Segundo artigo publicado no Brazilian Journal of Psychiatry, a quarta onda da pandemia será formada pelo trauma psíquico, pelas doenças mentais e pelo desgaste coletivo, agravado pela crise econômica e pelos momentos de isolamento social. Como psicóloga, qual é a sua perspectiva para o futuro pós pandemia?

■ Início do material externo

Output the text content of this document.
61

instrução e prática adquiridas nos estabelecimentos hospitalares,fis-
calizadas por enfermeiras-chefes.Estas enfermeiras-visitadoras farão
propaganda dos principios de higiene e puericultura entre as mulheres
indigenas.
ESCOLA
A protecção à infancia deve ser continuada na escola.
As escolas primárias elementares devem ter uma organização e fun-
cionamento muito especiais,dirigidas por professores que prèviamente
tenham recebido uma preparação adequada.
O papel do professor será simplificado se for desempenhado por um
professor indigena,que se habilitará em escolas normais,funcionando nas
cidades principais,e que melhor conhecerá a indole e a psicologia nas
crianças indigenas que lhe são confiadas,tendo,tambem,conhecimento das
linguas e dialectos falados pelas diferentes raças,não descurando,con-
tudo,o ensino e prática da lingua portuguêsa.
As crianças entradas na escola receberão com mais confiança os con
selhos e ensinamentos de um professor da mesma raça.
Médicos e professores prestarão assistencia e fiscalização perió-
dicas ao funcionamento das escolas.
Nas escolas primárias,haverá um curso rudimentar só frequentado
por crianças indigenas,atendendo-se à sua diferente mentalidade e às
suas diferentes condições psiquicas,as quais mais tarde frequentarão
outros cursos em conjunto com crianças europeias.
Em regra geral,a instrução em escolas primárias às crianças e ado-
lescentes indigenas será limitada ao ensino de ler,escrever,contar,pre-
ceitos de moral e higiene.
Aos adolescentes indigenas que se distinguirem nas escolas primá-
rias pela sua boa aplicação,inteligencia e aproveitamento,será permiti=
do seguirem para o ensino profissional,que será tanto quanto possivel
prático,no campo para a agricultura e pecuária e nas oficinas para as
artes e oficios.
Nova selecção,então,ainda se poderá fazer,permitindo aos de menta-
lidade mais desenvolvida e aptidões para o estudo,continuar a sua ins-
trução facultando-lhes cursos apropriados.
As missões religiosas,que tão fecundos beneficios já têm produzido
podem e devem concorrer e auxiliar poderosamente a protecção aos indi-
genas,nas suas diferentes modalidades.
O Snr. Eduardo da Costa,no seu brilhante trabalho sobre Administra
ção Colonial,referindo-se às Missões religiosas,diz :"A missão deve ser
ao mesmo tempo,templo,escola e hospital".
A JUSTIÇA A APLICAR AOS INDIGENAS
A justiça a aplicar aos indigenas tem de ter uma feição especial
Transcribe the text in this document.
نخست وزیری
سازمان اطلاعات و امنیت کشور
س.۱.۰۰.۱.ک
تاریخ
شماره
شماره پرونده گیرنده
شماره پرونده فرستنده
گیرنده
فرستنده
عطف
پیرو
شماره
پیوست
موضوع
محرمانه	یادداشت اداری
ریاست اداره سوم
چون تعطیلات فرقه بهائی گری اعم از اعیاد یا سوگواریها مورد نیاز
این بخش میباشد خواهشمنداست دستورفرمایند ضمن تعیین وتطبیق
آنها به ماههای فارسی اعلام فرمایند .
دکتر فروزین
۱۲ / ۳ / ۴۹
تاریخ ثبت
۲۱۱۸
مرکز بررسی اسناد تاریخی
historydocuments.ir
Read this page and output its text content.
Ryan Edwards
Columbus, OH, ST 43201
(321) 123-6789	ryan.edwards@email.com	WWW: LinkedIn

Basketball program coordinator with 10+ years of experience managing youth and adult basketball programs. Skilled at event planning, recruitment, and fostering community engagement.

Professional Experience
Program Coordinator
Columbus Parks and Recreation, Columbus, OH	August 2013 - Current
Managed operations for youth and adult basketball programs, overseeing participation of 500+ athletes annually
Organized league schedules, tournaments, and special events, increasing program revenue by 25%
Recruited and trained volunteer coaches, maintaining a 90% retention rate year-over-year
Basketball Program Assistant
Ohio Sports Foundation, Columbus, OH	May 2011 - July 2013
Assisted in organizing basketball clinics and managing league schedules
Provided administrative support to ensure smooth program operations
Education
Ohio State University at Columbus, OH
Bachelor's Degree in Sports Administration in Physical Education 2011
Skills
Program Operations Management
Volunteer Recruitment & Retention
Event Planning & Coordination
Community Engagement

Nós devemos olhar tanto na esfera da saúde mental quanto na esfera da prevenção de doenças psicossomáticas, porque o pós pandemia certamente vai trazer um significado muito doloroso, e as pessoas terão duas opções: aprender a lidar com ele ou adoecer e permanecer assim. Esse aprender a lidar com a pandemia vem através de políticas sociais, programas educacionais, atividades comunitárias e outras iniciativas que visem fomentar a qualidade de vida do ser humano em todas as esferas: física, mental, espiritual e emocional. Muitos profissionais da saúde, idosos e crianças nascidas neste período de pandemia vão precisar desse apoio. As crianças nascidas do ano passado até o momento, por exemplo, já não tiveram uma infância livre e normal como as demais: elas cresceram dentro de suas casas, vendo os pais e outros moradores da casa distantes uns dos outros, agindo com aparatos: máscara e álcool gel. Essas memórias vão perpetuar, e essa criança vai compreender que nasceu em um período doloroso, com luto, medo, temor e preocupação pairando no ambiente; e a perpetuação dessas memórias em grande escala é o que a Psicologia chama de inconsciente coletivo.

 

O que podemos fazer para diminuir os sentimentos de estresse, preocupação, ansiedade, medo e melancolia causados pelo luto coletivo? 

Na maioria dos casos, deverá haver um suporte antes que a situação se agrave. Muitas pessoas já vivem situações dolorosas não só pela Covid, mas por estresse, ansiedade, medo, e estão interpretando essas situações como um suposto sintoma da pandemia em vez de buscarem ajuda profissional. No entanto, esses já eram fatores predispostos que foram ativos conforme a maioria das pessoas passou a lidar com situações de preocupação social. Então, é a forma com a qual lidamos com as coisas que vai fazer a diferença nas nossas vidas. Na área empresarial, temos o exemplo dos supermercados, que foram considerados como serviços essenciais desde o início da pandemia. Você vai encontrar supermercados que continuaram com as vendas em declínio ano passado, mas também vai identificar supermercados que cresceram e promovem melhorias contínuas. O caso estressor é o mesmo: a pandemia. Mas por que as empresas têm resultados diferentes? Porque depende da estratégia adotada para encarar a adversidade.

E isso não é diferente na vida humana: o normal é pensar em “como eu vou lidar com essa situação para me fortalecer e me superar”, para investir na promoção do desenvolvimento pessoal e na busca de um equilíbrio consigo mesmo. Eu costumo dizer que, às vezes, parece que a maioria das pessoas espera por um milagre. É como se todos quisessem uma bebida com gelo, mas não estivessem dispostos a encher as forminhas com água e a esperar o congelamento dela. Então, nós temos que encher as forminhas e buscar a superação pessoal, de acordo com o nosso tempo e com as nossas possibilidades.